In Mr Palmeirim's view, instead of plunging into empty land the bridge should have linked the capital at its busiest parts, the suburbs of Chelas on the north side of the estuary and Barreiro on the south bank, "bringing life back to the dying parts of the city, instead of destroying open land for speculative reasons".
That route, which the government turned down, would have served the transport needs of more people and taken pressure off the existing bridge, Mr Palmeirim said. He points to a government-sponsored report predicting that even when the new Vasco da Gama bridge is open, traffic on the old bridge will continue to rise, and at a faster rate than that using the new bridge.
Part of the new bridge's funds come from tolls levied on the old 25 April bridge, and when tolls were increased by 50 per cent in June last year, users threw up barricades in protest. A two-month "won't-pay" campaign forced the government to back down and give special concessions for frequent users. The row "disrupted the financing of the new bridge", Mr Edwards said.

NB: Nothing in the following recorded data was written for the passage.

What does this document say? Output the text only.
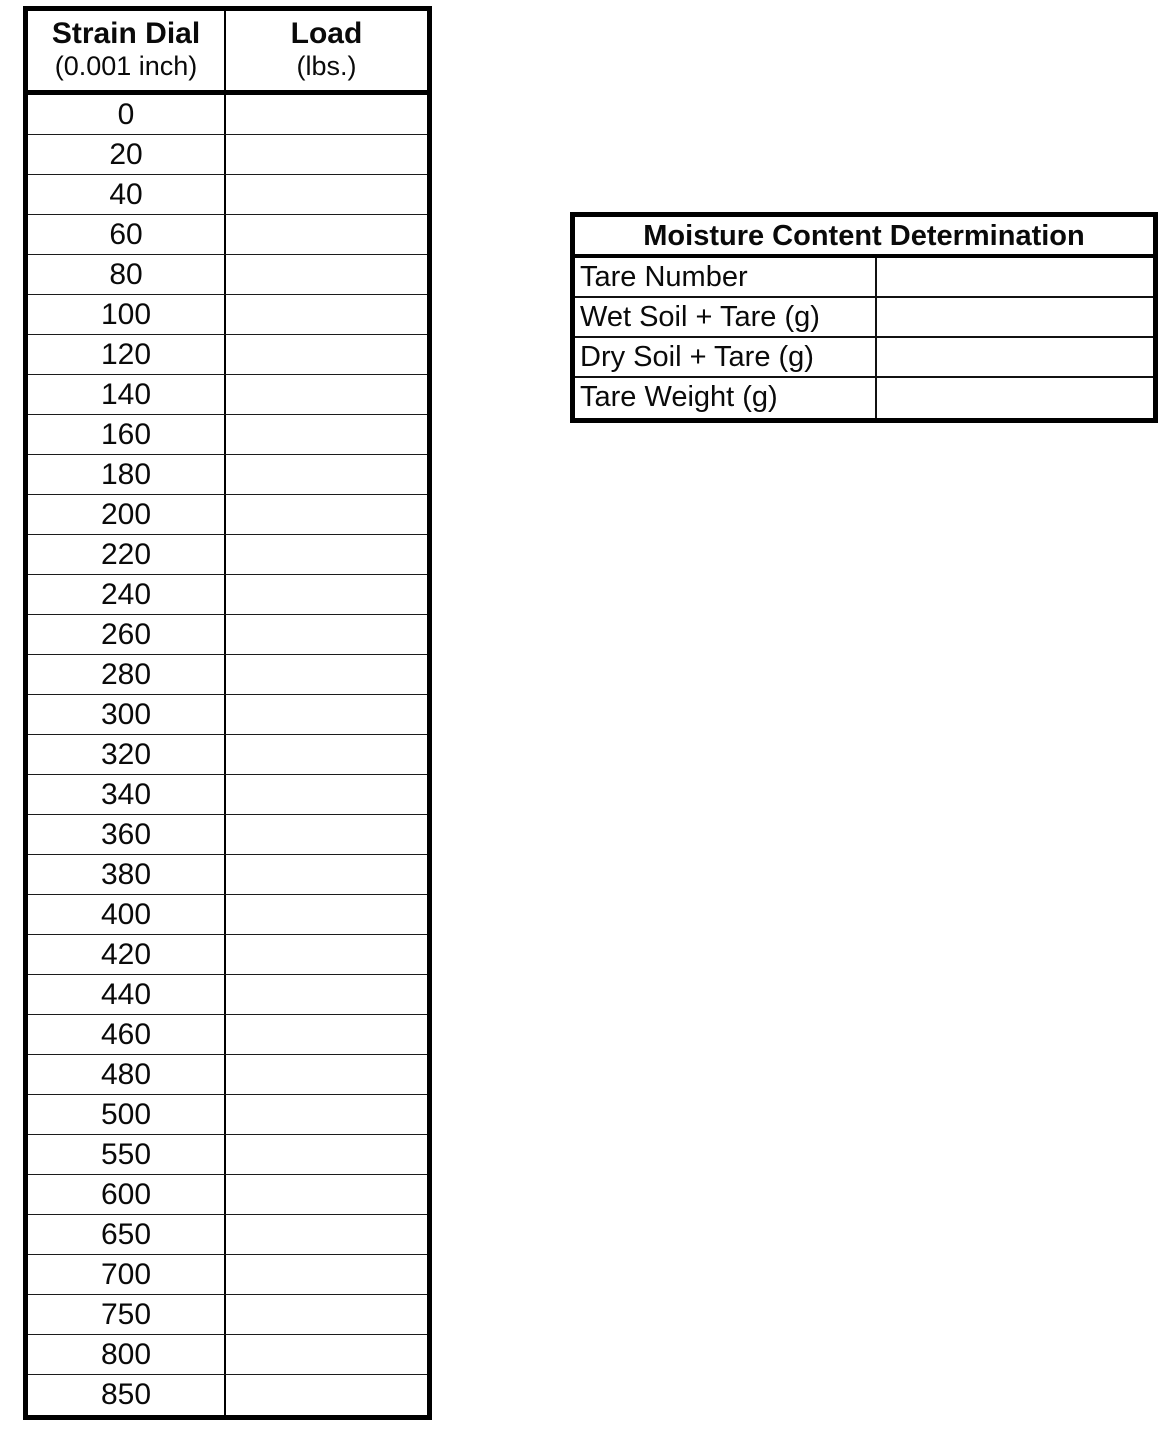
Strain Dial
(0.001 inch)
Load
(lbs.)
0
20
40
60
80
100
120
140
160
180
200
220
240
260
280
300
320
340
360
380
400
420
440
460
480
500
550
600
650
700
750
800
850
Moisture Content Determination
Tare Number
Wet Soil + Tare (g)
Dry Soil + Tare (g)
Tare Weight (g)
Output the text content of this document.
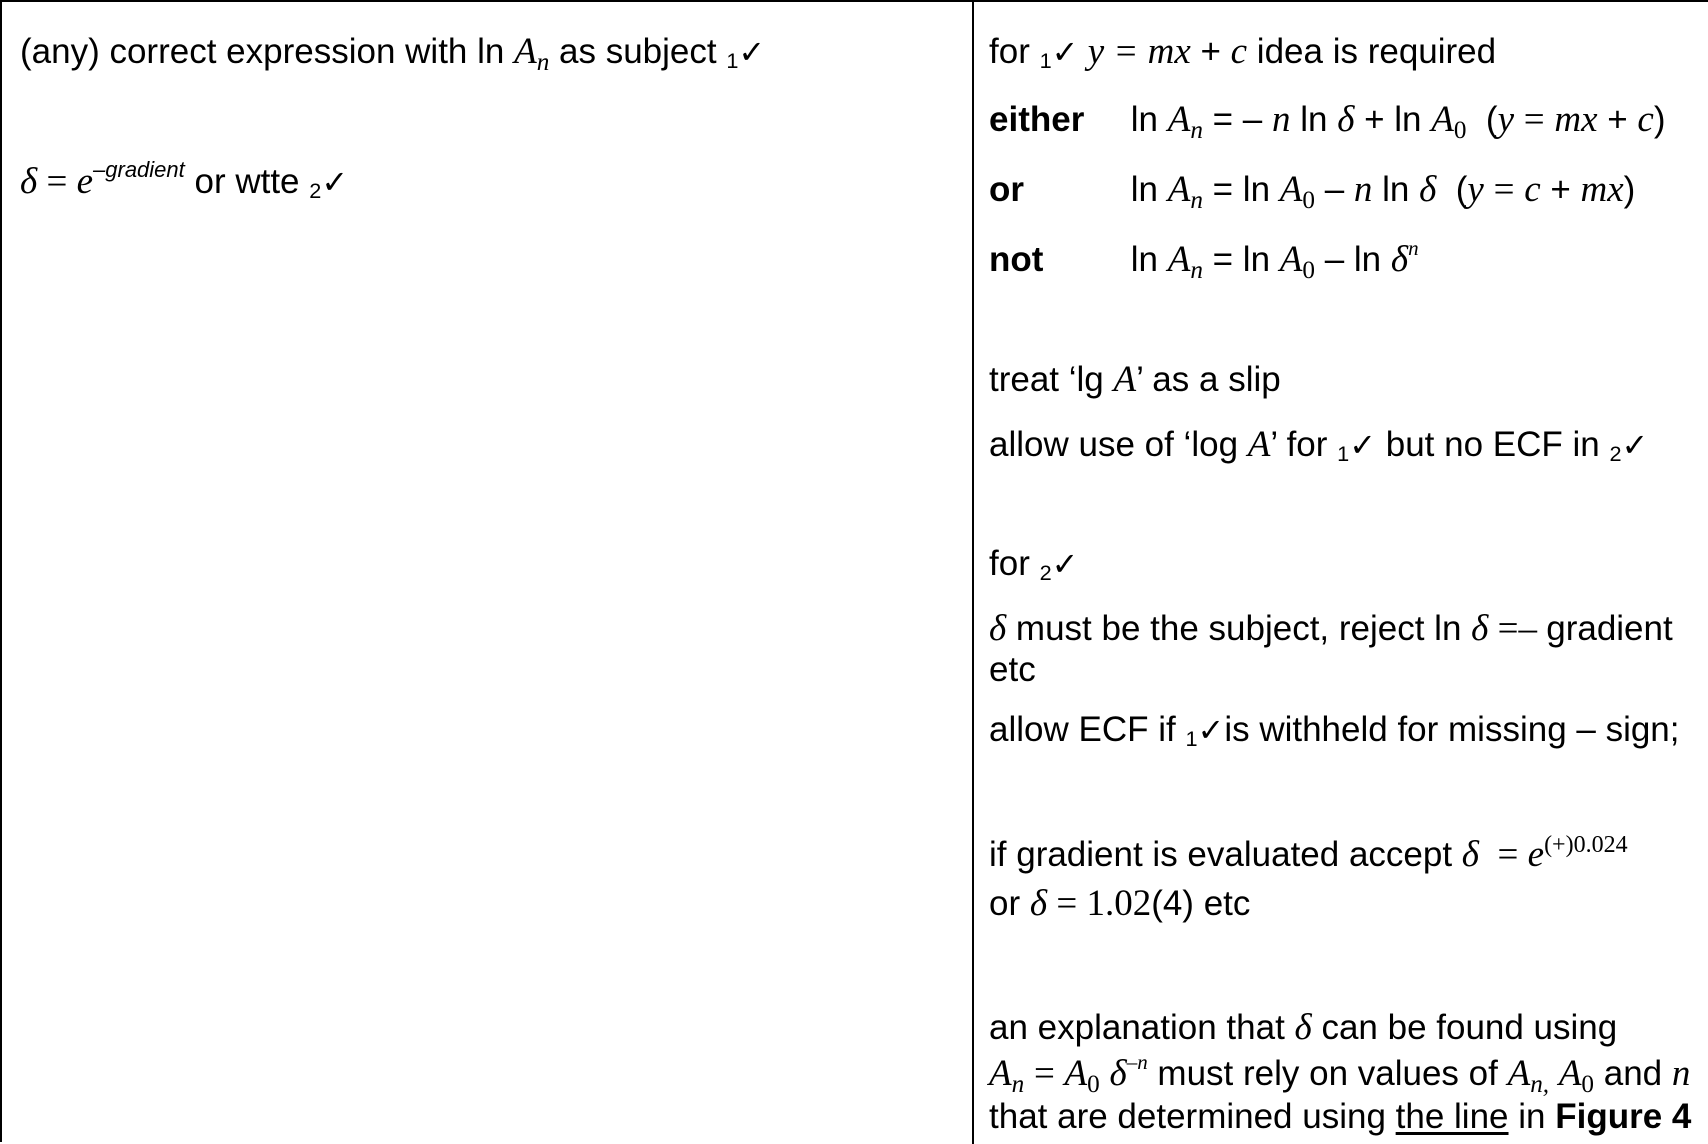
(any) correct expression with $\ln A_n$ as subject 1✓
$\delta = e^{-gradient}$ or wtte 2✓
for 1✓ y = mx + c idea is required
either $\ln A_n$ = – n $\ln \delta + \ln A_0$  (y = mx + c)
or	$\ln A_n = \ln A_0 - n$ ln δ  (y = c + mx)
not $\ln A_n = \ln A_0 - \ln \delta^n$
treat ‘lg A’ as a slip
allow use of ‘log A’ for 1✓ but no ECF in 2✓
for 2✓
δ must be the subject, reject ln δ =– gradient
etc
allow ECF if 1✓is withheld for missing – sign;
if gradient is evaluated accept $\delta = e^{(+)0.024}$
or δ = 1.02(4) etc
an explanation that δ can be found using
$A_n = A_0$ $\delta^{-n}$ must rely on values of $A_{n,}$ $A_0$ and n
that are determined using the line in Figure 4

He believes the success of the new bridge depends on the completion of ring roads round the city and motorway links to Spain and south to the Algarve. But Mr Palmeirim says that the thinking behind the project is based on grandiose and outdated concepts of private road transport that do not meet public transport needs.
Inside the church in Alcochete's tranquil central square are 14th-century green and ochre tiles whose formal symmetrical patterns indicate that the building was once an Arab mosque. It symbolises a fusion of African and European culture typical of the Iberian south.
The area is also, because of special climatic conditions that combine Mediterranean and Atlantic influences, a rare crossing point for African and northern European wildlife, Jose Manuel Marcos said.
One of the flamingos feeding in the salt flats unfurled its vast wings to reveal a flash of deep coral pink. Jorge Palmeirim lowered his binoculars. "These birds are doomed," he sighed.